Sayonara SBW
Sonny Bill Williams has played his last game as an All Black. How you feel about his time in the world's best sporting environment says a lot about what you think about the modern sporting landscape.
Williams has always been a spectacular player, drawing eyeballs from his teens to his twilight years, in rugby league and union and in boxing. It's this athletic transience that makes him unique but that also makes him unlikely to be considered as 'a great' of any sporting discipline.
Even with all he's won, all the titles and the medals that he's given away to fans, Williams has never put together a sustained body of work in service of a greater entity than himself. He won Super Rugby with the Chiefs and left. He won the NRL with the Roosters and 2 Rugby World Cups with New Zealand, also reaching the Rugby league World Cup Final with that country, but injury and a lack of volume, a relatively small number of caps for his various teams, means that he doesn't make the conversation when it comes to all time favourites.

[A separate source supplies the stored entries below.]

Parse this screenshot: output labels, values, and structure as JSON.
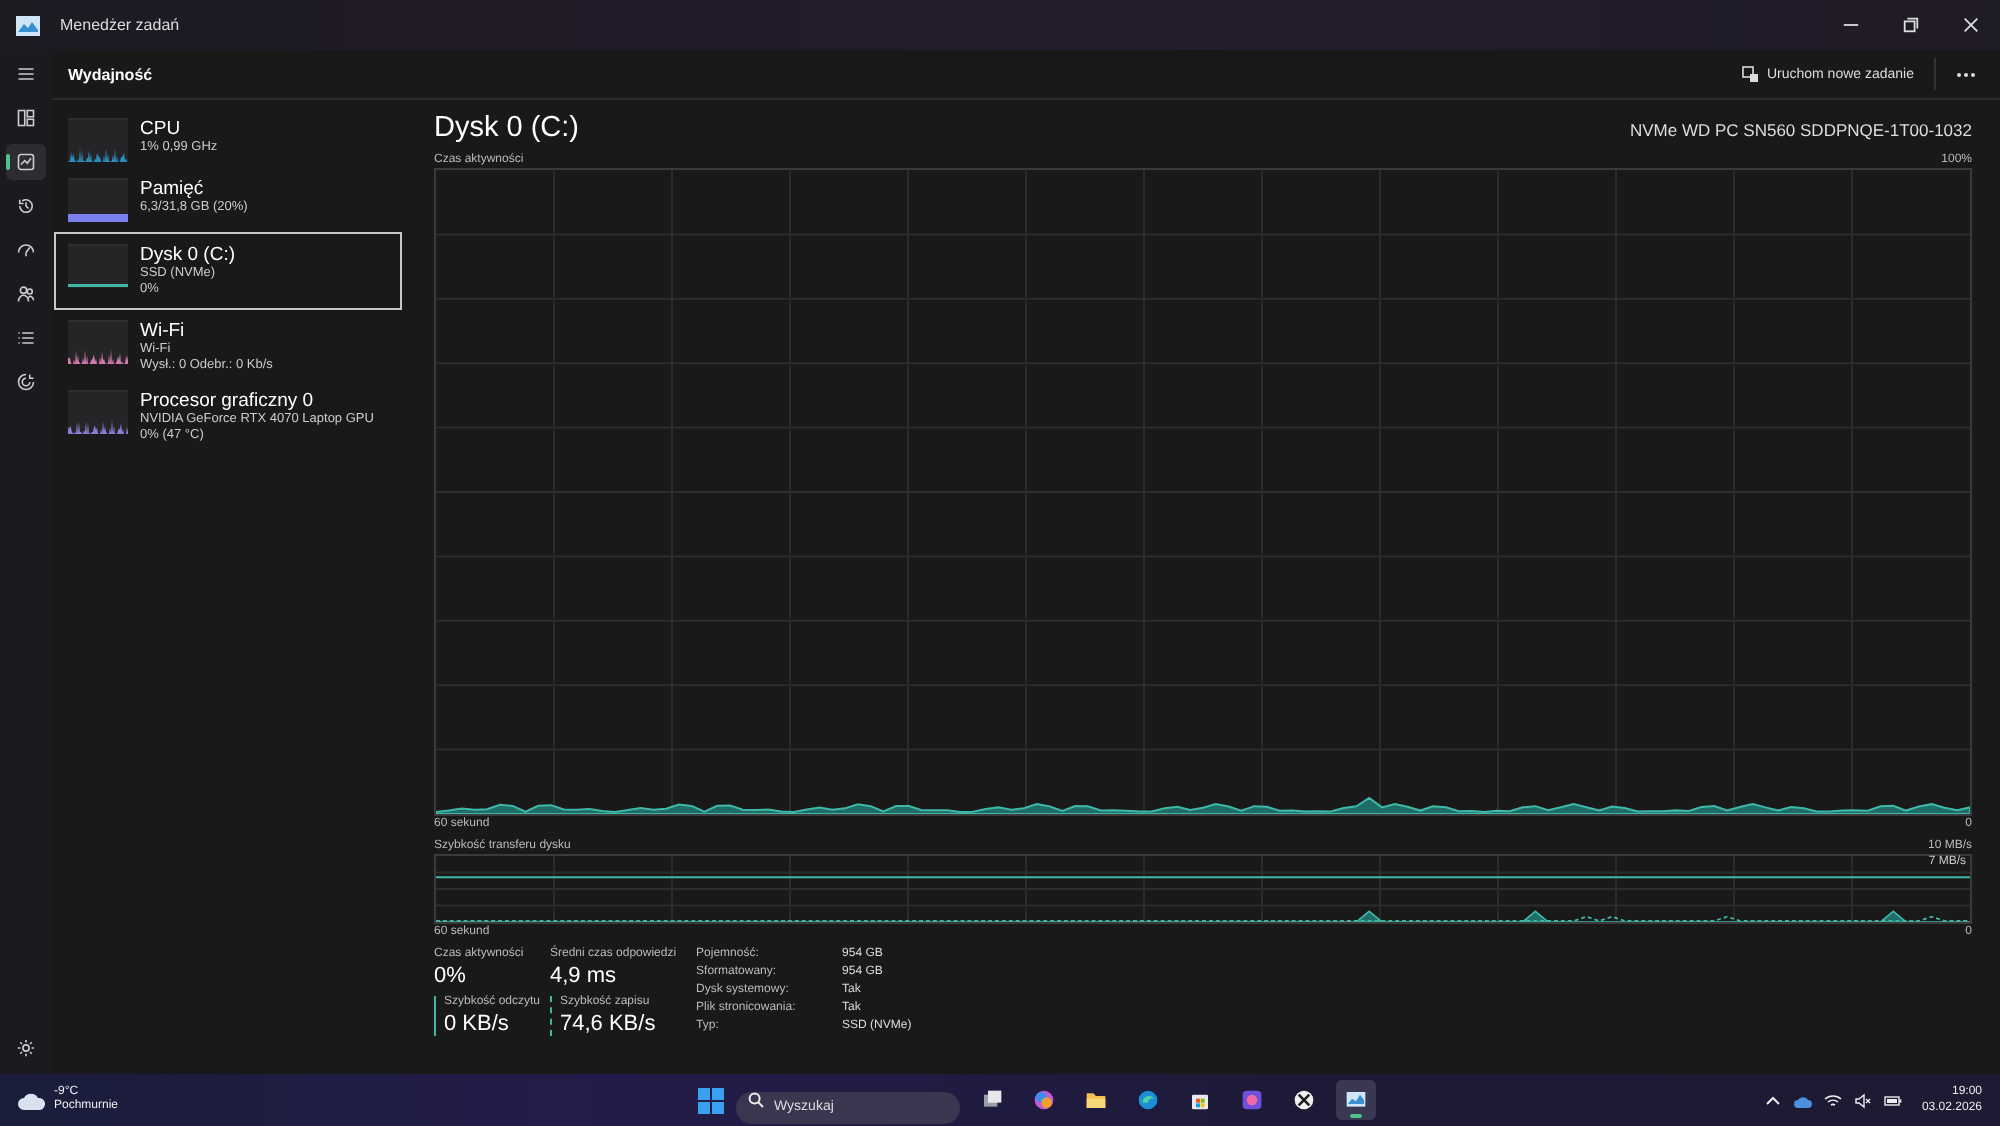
{
  "window": {
    "title": "Menedżer zadań"
  },
  "nav": [
    {
      "kind": "menu",
      "selected": false
    },
    {
      "kind": "processes",
      "selected": false
    },
    {
      "kind": "performance",
      "selected": true
    },
    {
      "kind": "history",
      "selected": false
    },
    {
      "kind": "startup",
      "selected": false
    },
    {
      "kind": "users",
      "selected": false
    },
    {
      "kind": "details",
      "selected": false
    },
    {
      "kind": "services",
      "selected": false
    }
  ],
  "header": {
    "title": "Wydajność",
    "run_task": "Uruchom nowe zadanie"
  },
  "devices": [
    {
      "name": "CPU",
      "lines": [
        "1% 0,99 GHz"
      ],
      "kind": "spikes",
      "color": "#2a8fbf",
      "selected": false
    },
    {
      "name": "Pamięć",
      "lines": [
        "6,3/31,8 GB (20%)"
      ],
      "kind": "fill",
      "color": "#7a7ff0",
      "selected": false
    },
    {
      "name": "Dysk 0 (C:)",
      "lines": [
        "SSD (NVMe)",
        "0%"
      ],
      "kind": "line",
      "color": "#3fb8a8",
      "selected": true
    },
    {
      "name": "Wi-Fi",
      "lines": [
        "Wi-Fi",
        "Wysł.: 0 Odebr.: 0 Kb/s"
      ],
      "kind": "spikes",
      "color": "#d17bb0",
      "selected": false
    },
    {
      "name": "Procesor graficzny 0",
      "lines": [
        "NVIDIA GeForce RTX 4070 Laptop GPU",
        "0% (47 °C)"
      ],
      "kind": "spikes",
      "color": "#8a7fd8",
      "selected": false
    }
  ],
  "main": {
    "title": "Dysk 0 (C:)",
    "model": "NVMe WD PC SN560 SDDPNQE-1T00-1032",
    "activity": {
      "label": "Czas aktywności",
      "max": "100%",
      "time": "60 sekund",
      "min": "0"
    },
    "transfer": {
      "label": "Szybkość transferu dysku",
      "max": "10 MB/s",
      "mark": "7 MB/s",
      "time": "60 sekund",
      "min": "0"
    },
    "stats": [
      {
        "label": "Czas aktywności",
        "value": "0%"
      },
      {
        "label": "Średni czas odpowiedzi",
        "value": "4,9 ms"
      }
    ],
    "rates": [
      {
        "label": "Szybkość odczytu",
        "value": "0 KB/s",
        "kind": "solid"
      },
      {
        "label": "Szybkość zapisu",
        "value": "74,6 KB/s",
        "kind": "dashed"
      }
    ],
    "properties": [
      {
        "label": "Pojemność:",
        "value": "954 GB"
      },
      {
        "label": "Sformatowany:",
        "value": "954 GB"
      },
      {
        "label": "Dysk systemowy:",
        "value": "Tak"
      },
      {
        "label": "Plik stronicowania:",
        "value": "Tak"
      },
      {
        "label": "Typ:",
        "value": "SSD (NVMe)"
      }
    ]
  },
  "taskbar": {
    "temperature": "-9°C",
    "weather": "Pochmurnie",
    "search_placeholder": "Wyszukaj",
    "apps": [
      {
        "kind": "taskview",
        "selected": false
      },
      {
        "kind": "copilot",
        "selected": false
      },
      {
        "kind": "folder",
        "selected": false
      },
      {
        "kind": "edge",
        "selected": false
      },
      {
        "kind": "store",
        "selected": false
      },
      {
        "kind": "photo",
        "selected": false
      },
      {
        "kind": "xbox",
        "selected": false
      },
      {
        "kind": "monitor",
        "selected": true
      }
    ],
    "time": "19:00",
    "date": "03.02.2026"
  }
}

The reason these teams want him is his uniqueness. He has an otherworldly combination of size and ball skills, tempering his youthful rugby league shoulder charging and becoming a hybrid of crash man and magician, able to flip a ball out of any tackle at any time. Jonny Wilkinson, who played with him at Toulon, said that 'his strength is his strength'. Steve Hansen has admitted that he'll always select him if he's anywhere near form because he can always break a game at any time with one moment of muscular magic. He's spawned legions of imitators and popularised the backdoor offload but no one engenders the same sense of panic and possibility as he does when running powerfully with the ball in one hand.
His career path is unprecedented in sport. We're suspicious of those who hop between disciplines - think about the question 'what do you do?' If someone gives us a one word answer - doctor, lawyer, carpenter, footballer - we can understand them. Williams' propensity to swap sports, back and forth between rugby codes or even taking time off to box during his club commitments make the traditionalist nervous.
Who is this guy? Who does he think he is to leave teams and pursue his own interests?
Oddly with Williams, apart from some youthful misadventures which culminated in him skipping town on his newly signed Canterbury Bulldogs contract and hightailing it to Toulon, he's always been regarded by those who work with him as a remarkably selfless professional, happy to help out, to do more and fit in.
His detractors would argue that this is an exercise in branding, in polishing his MoneyBill persona. He can pull on his cotton New Zealand club rugby jersey to play with the amateurs and still be regarded as the ultimate mercenary.
Williams the athlete and Williams the man both exist outside our normal paradigms for professional athletes. There's no doubt that he competes in service of himself - he pursues dreams and contracts across codes, showing little fealty to any one particular franchise - but he arrives with himself and his humility, ready to learn and be a professional, something that is more of a rarity than fans realise. He turns up, ready to subsume himself and his gifts in service of the collective, happy to cart the ball up and get through the graft of tackling in league or playing the role of impact substitute for New Zealand in rugby union, coming on in the 2015 final and setting up the decisive score for Ma’a Nonu, the man selected ahead of him.
His Muslim faith as a man of Pacific Island descent marks him out as different. While another code hopping corollary of his in Israel Folau rails against homosexuals, drunks and idolators, Williams keeps his public utterances on religion solely positive, practising his faith with a spirit of generosity rather than one of exclusion and division.
Williams is an interesting study in who is a sporting career for. Do you perform for yourself, to find out what your best truly is and push the limits of your being, or do you perform for a club, for the fan, the people who make you more than a man by being interested in what you're doing on a pitch? Essentially, do you owe anyone anything as an athlete? How you feel about this will probably inform how you feel about Sonny Bill Williams.
In testing his limits, Williams has proven to be above employer loyalty. He'll compete for whoever pays him, for whoever gives him a chance to win a prize or latterly, with the perennially less than the sum of their parts Auckland Blues, whoever grants him eligibility for higher honours. In this respect, he's even transcended club competition entirely, playing more games for his national team than his club one.
Williams doesn't play the world's truly lucrative sports. He'll be a wealthy man but not in the league of the big stars of the more visible games, football, the US sports, Formula One. As a rugby athlete he could never approach them in salary or visibility terms so he's created his own category, his own metrics of success, backing his talent and physique to make him a luxury commodity for owners and promoters across codes.
He'll certainly garner a big deal somewhere now he's leaving New Zealand rugby with Toronto Wolfpack allegedly interested in making him the face of their franchise. He could go back to French rugby for sure.
Whatever he does it'll be on his terms. There's never been an athlete as in command of his sporting destiny as Sonny Bill Williams. There probably never will be because in many ways, his sense of adventure and the desire to wring the most out of his talent means that for some time, he's only been competing with himself.